Meskipun sepanjang sejarah pemikiran telah ada prevalensi pertama dari domain ini, pendiri fenomenologi menganggap  prinsip-prinsip tertinggi Etika harus disediakan oleh analisis fenomenologis dari tindakan aksiologis yang sesuai (penilaian perasaan) dan praktis (kehendak). -akting). Sekarang, akan menjadi kesalahan untuk mempertimbangkan  ini adalah alasan yang berbeda. Seperti yang ditunjukkan Iribarne, "Jika semua doktrin akal cenderung dengan sendirinya ke universalitas, tidak mungkin untuk berbicara tentang 'doktrin alasan total atau sebagian', semua jenis dasar niat dan, akibatnya, semua jenis dasar akal bercampur satu sama lain.
Oleh karena itu, akal tidak dapat dipahami dari model keseluruhan dan sebagian; tidak dapat dipahami sebagai dibagi menjadi dua bagian, satu praktis dan lainnya teoretis; tindakan teoretis dan praktis terjalin, mereka saling mengandung.

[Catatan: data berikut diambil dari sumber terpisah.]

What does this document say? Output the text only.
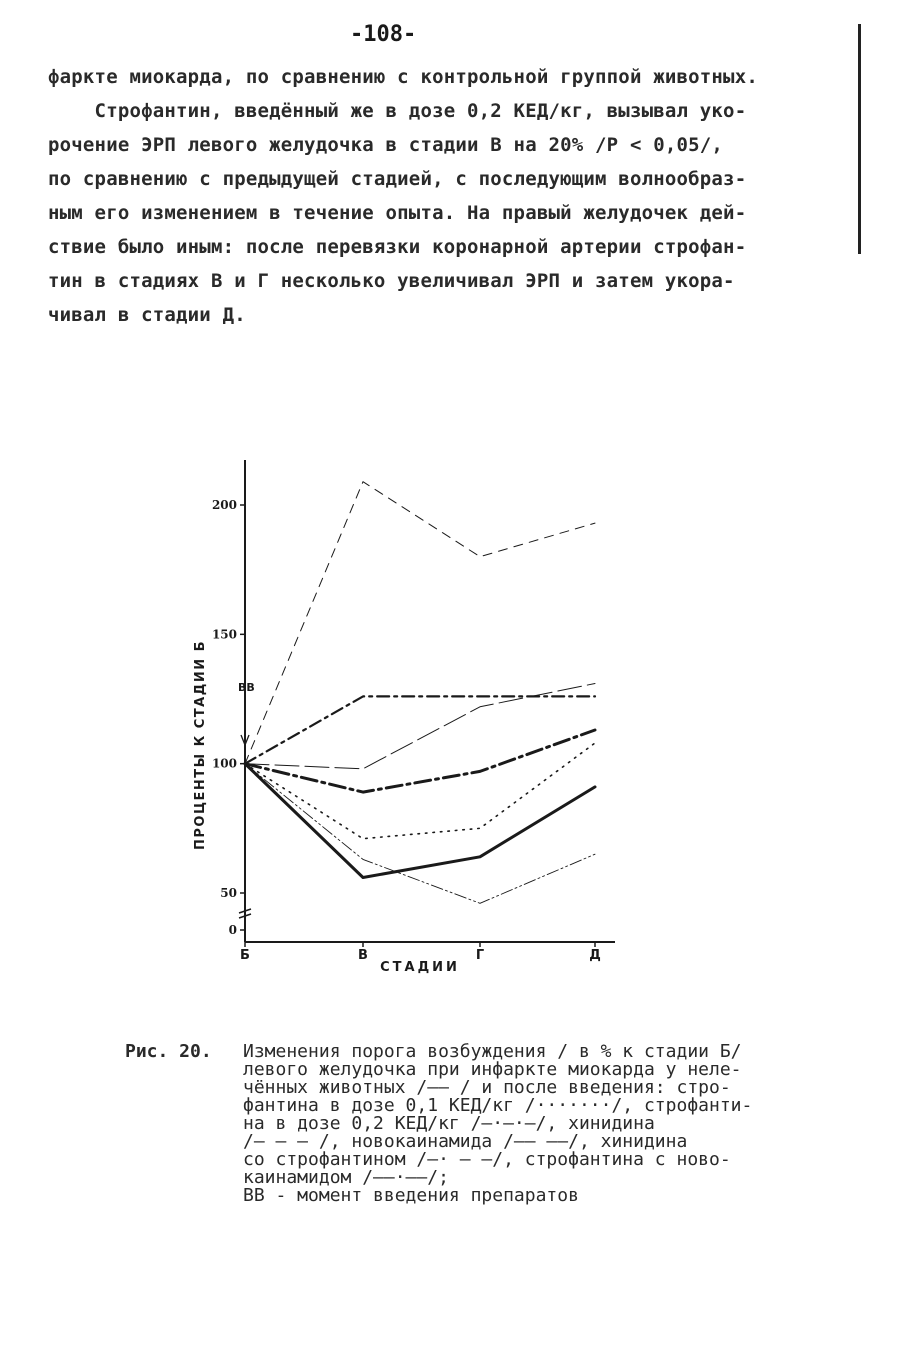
-108-
фаркте миокарда, по сравнению с контрольной группой животных.
Строфантин, введённый же в дозе 0,2 КЕД/кг, вызывал уко-
рочение ЭРП левого желудочка в стадии В на 20% /Р < 0,05/,
по сравнению с предыдущей стадией, с последующим волнообраз-
ным его изменением в течение опыта. На правый желудочек дей-
ствие было иным: после перевязки коронарной артерии строфан-
тин в стадиях В и Г несколько увеличивал ЭРП и затем укора-
чивал в стадии Д.
0
50
100
150
200
Б	В	Г	Д
СТАДИИ
ПРОЦЕНТЫ К СТАДИИ Б	ВВ
Рис. 20. Изменения порога возбуждения / в % к стадии Б/
левого желудочка при инфаркте миокарда у неле-
чённых животных /—— / и после введения: стро-
фантина в дозе 0,1 КЕД/кг /·······/, строфанти-
на в дозе 0,2 КЕД/кг /—·—·—/, хинидина
/— — — /, новокаинамида /—— ——/, хинидина
со строфантином /—· — —/, строфантина с ново-
каинамидом /——·——/;
ВВ - момент введения препаратов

Ini menegaskan dan memperkaya konsepsi tahun 1911, mengacu pada 'sisi yang berbeda  tetapi bukan bagian' dari akal [ semua jenis dasar akal berbaur satu sama lain. Oleh karena itu, akal tidak dapat dipahami dari model keseluruhan dan sebagian; tidak dapat dipahami sebagai dibagi menjadi dua bagian, satu praktis dan lainnya teoretis; tindakan teoretis dan praktis terjalin, mereka saling mengandung. Ini menegaskan dan memperkaya konsepsi tahun 1911, mengacu pada 'sisi yang berbeda  tetapi bukan bagian' dari akal [semua jenis dasar akal berbaur satu sama lain.Â
Oleh karena itu, akal tidak dapat dipahami dari model keseluruhan dan sebagian; tidak dapat dipahami sebagai dibagi menjadi dua bagian, satu praktis dan lainnya teoretis; tindakan teoretis dan praktis terjalin, mereka saling mengandung. Ini menegaskan dan memperkaya konsepsi tahun 1911, mengacu pada 'sisi yang berbeda  tetapi bukan bagian' dari akal.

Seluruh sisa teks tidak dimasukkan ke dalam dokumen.